An antidote to online toxicity, she made friends from all backgrounds. Always the journalist, she live-tweeted her way through the election. When her pal, Emma Little-Pengelly, became MLA for Lagan Valley, she was among the first to tweet congratulations. It was a nice touch by Father McCartney to reference the DUP politician’s tribute to Aideen too.
She had grace in extremis; her final tweet last Friday was a kind decline to an interview request, completely understanding the journalist’s predicament.
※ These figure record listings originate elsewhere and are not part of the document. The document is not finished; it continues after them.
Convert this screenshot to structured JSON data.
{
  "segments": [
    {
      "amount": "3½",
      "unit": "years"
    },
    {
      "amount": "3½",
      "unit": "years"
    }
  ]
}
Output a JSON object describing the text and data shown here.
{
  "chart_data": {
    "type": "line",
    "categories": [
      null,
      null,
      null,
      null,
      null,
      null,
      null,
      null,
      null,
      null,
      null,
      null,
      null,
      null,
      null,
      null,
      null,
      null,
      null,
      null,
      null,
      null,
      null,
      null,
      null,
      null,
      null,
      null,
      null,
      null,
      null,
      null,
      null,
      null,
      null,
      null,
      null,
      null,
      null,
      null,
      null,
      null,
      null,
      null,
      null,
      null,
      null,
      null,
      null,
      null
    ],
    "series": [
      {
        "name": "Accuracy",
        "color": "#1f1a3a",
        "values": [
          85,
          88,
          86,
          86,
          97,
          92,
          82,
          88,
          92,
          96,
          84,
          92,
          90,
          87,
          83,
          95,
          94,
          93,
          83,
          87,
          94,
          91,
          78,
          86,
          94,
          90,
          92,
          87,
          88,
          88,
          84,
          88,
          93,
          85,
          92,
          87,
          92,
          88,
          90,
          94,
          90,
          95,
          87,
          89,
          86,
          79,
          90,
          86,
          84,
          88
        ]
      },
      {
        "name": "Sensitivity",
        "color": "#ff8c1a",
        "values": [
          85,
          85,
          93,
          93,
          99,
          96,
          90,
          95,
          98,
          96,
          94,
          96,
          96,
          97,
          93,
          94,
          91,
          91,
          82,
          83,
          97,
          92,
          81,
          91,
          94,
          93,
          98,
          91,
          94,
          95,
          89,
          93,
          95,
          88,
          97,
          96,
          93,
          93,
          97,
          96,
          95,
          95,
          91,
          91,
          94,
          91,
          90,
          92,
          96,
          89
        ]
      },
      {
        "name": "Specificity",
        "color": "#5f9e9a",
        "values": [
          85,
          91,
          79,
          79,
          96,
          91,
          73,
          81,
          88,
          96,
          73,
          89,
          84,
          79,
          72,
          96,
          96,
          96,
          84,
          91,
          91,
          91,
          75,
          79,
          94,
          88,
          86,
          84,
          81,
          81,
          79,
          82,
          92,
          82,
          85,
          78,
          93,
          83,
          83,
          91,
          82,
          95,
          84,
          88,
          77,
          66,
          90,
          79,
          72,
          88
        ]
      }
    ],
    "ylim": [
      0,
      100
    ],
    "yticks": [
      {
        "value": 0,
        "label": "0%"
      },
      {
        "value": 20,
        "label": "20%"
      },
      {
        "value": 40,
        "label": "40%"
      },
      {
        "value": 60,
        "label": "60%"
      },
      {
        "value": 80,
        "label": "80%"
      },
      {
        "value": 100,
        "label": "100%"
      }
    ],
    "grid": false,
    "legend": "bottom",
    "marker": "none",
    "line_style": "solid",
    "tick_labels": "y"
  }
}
Aideen’s favourite poem was Seamus Heaney’s Mid-Term Break, about the death of the poet’s infant brother. The line ‘Paler now, wearing a poppy bruise on his left temple’ was reminiscent of what her mother had said about her brother, Rory.
Heaney wrote powerfully of how a child’s death ran brutally against the natural order of things. Noel and Maura McGaughey have faced that four times.
Aideen greatly admired her parents’ forbearance. Despite having “been through so much” they were the “strongest” people who were determined “to enjoy what life has to offer”.
In that poignant tweet announcing that she was dying, her focus was fixed on the future still upstream for her beloved children, urging us to “keep an eye out” for her “kindest, sweetest most thoughtful kiddies”.
“What will survive of us is love,” wrote another poet, Philip Larkin. “We walk by faith not by sight,” said St Paul. Big questions. No easy answers.
Just as we’re bewildered by suffering, we cannot comprehend how others keep going. But somehow they do.